Дочь леса ждала его, не сводя глаз. Рогачи наклонялись, трогали мягкими губами её волосы, щёку, прося ласки, но она не замечала их. Тётушка Галь стояла рядом, держась за повод.
— Нат! — воскликнула она, когда Шогол-Ву подъехал ближе. — Ты здесь?
— Он ушёл, — ответил запятнанный. — Сбежал. Я думаю, он едет к морю, чтобы уплыть на Сьёрлиг.
Тётушка Галь всплеснула руками.
— Ах, паршивец! Ну, что делать, отправимся за ним?
— Там проезжали люди, — сказала дочь леса, указывая на дорогу, ведущую к Высокому Камню. — Видели нас. Задерживаться нельзя, мои рогачи приметные.
— Едем к мосту, — кивнул Шогол-Ву. — Если поторопимся, нагоним.
Одеяло, растянутое над холмом, спустилось ниже, налилось влагой, потемнело. Громыхнуло, и когда путники ступили на мост, упали первые капли.
— Что ж такое, а? — пробормотала тётушка Галь. — Не та пора, чтобы Двуликий плакал.
Налетел ветер. Промчался, толкнув холодным боком, заревел. Белый рогач прижал уши.
— Нужно полотно! — прокричала дочь леса. — Скорее!
Тётушка Галь подала ей мешок. Хельдиг, торопясь, растянула завязки, вытащила край холстины. Дёрнула, зажав зубами, надорвала.

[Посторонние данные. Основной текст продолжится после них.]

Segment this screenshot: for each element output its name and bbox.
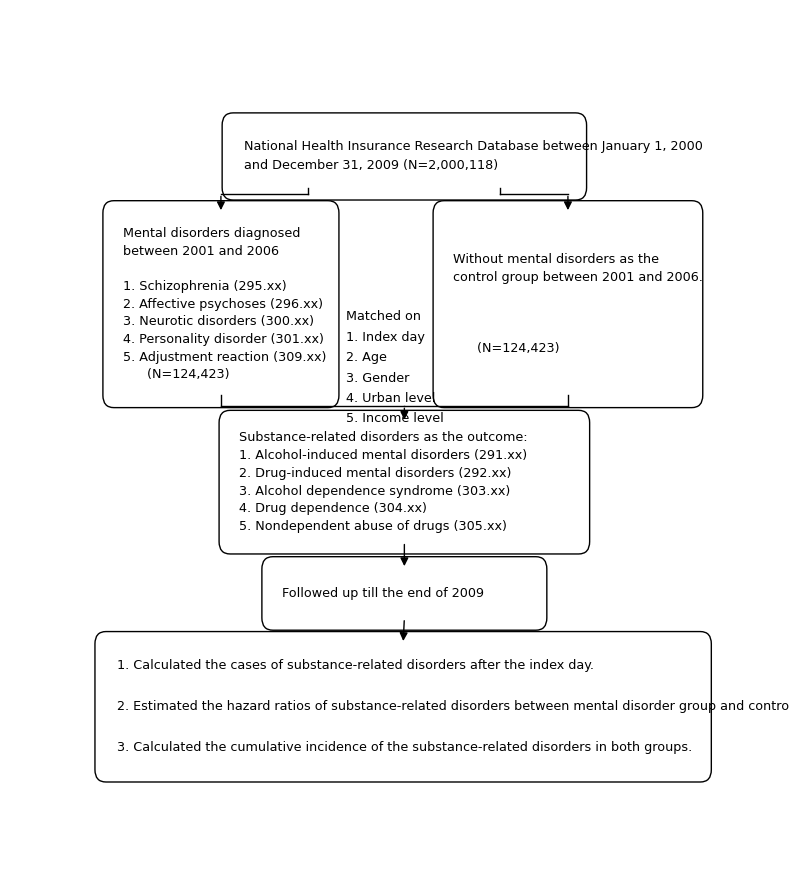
Text: Mental disorders diagnosed: Mental disorders diagnosed [123, 227, 301, 240]
FancyBboxPatch shape [103, 201, 339, 408]
Text: National Health Insurance Research Database between January 1, 2000: National Health Insurance Research Datab… [244, 141, 703, 154]
Text: 2. Drug-induced mental disorders (292.xx): 2. Drug-induced mental disorders (292.xx… [239, 467, 511, 480]
Text: between 2001 and 2006: between 2001 and 2006 [123, 245, 279, 257]
Text: 5. Income level: 5. Income level [346, 412, 444, 425]
FancyBboxPatch shape [219, 410, 589, 554]
Text: 2. Affective psychoses (296.xx): 2. Affective psychoses (296.xx) [123, 298, 323, 310]
Text: 3. Calculated the cumulative incidence of the substance-related disorders in bot: 3. Calculated the cumulative incidence o… [117, 741, 692, 754]
FancyBboxPatch shape [433, 201, 703, 408]
Text: 2. Age: 2. Age [346, 351, 387, 364]
Text: Without mental disorders as the: Without mental disorders as the [453, 254, 660, 266]
Text: control group between 2001 and 2006.: control group between 2001 and 2006. [453, 271, 703, 284]
Text: 1. Index day: 1. Index day [346, 331, 425, 344]
Text: 4. Drug dependence (304.xx): 4. Drug dependence (304.xx) [239, 502, 427, 515]
Text: (N=124,423): (N=124,423) [453, 342, 559, 354]
Text: 4. Personality disorder (301.xx): 4. Personality disorder (301.xx) [123, 333, 324, 346]
FancyBboxPatch shape [222, 113, 586, 200]
Text: 4. Urban level: 4. Urban level [346, 392, 436, 405]
Text: 3. Alcohol dependence syndrome (303.xx): 3. Alcohol dependence syndrome (303.xx) [239, 484, 510, 498]
Text: Matched on: Matched on [346, 310, 421, 324]
Text: 1. Alcohol-induced mental disorders (291.xx): 1. Alcohol-induced mental disorders (291… [239, 449, 527, 462]
Text: (N=124,423): (N=124,423) [123, 369, 230, 382]
Text: Substance-related disorders as the outcome:: Substance-related disorders as the outco… [239, 431, 528, 445]
FancyBboxPatch shape [262, 557, 547, 630]
Text: 1. Schizophrenia (295.xx): 1. Schizophrenia (295.xx) [123, 280, 286, 293]
Text: 5. Adjustment reaction (309.xx): 5. Adjustment reaction (309.xx) [123, 351, 327, 363]
Text: 2. Estimated the hazard ratios of substance-related disorders between mental dis: 2. Estimated the hazard ratios of substa… [117, 700, 789, 713]
Text: 1. Calculated the cases of substance-related disorders after the index day.: 1. Calculated the cases of substance-rel… [117, 659, 594, 673]
Text: 3. Neurotic disorders (300.xx): 3. Neurotic disorders (300.xx) [123, 316, 314, 328]
Text: 3. Gender: 3. Gender [346, 371, 409, 385]
FancyBboxPatch shape [95, 631, 712, 782]
Text: Followed up till the end of 2009: Followed up till the end of 2009 [282, 587, 484, 600]
Text: and December 31, 2009 (N=2,000,118): and December 31, 2009 (N=2,000,118) [244, 159, 499, 172]
Text: 5. Nondependent abuse of drugs (305.xx): 5. Nondependent abuse of drugs (305.xx) [239, 520, 507, 533]
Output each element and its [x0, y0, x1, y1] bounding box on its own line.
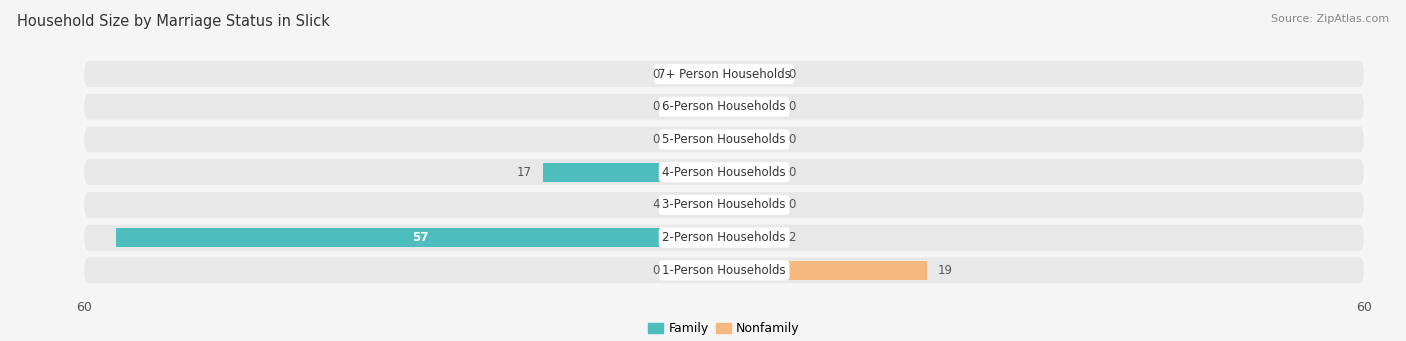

На холме загремело, будто Двуликий перевернул стол с утварью и всё раскатилось. Рогачи завертелись, вставая на дыбы. Шогол-Ву успел перехватить повод.
Тётушка Галь вскрикнула, обнимая дочь леса. Та вцепилась в гриву, едва не выронила мешок, но удержала. Кое-как оторвала полосу, дотянулась и закрыла белому рогачу глаза.
Рогачи тут же притихли, встали, и дочь леса завязала холстину узлом.
— Тише, Гаэр, тише, — сказала она. — Не бойся! Всё хорошо.
И добавила уже для спутников:
— Он пугливый. Теперь можно ехать, но лучше бы найти укрытие.
Капли стали падать чаще. Нептица дёрнула боками, недовольная, фыркнула и встряхнулась. Шогол-Ву огляделся.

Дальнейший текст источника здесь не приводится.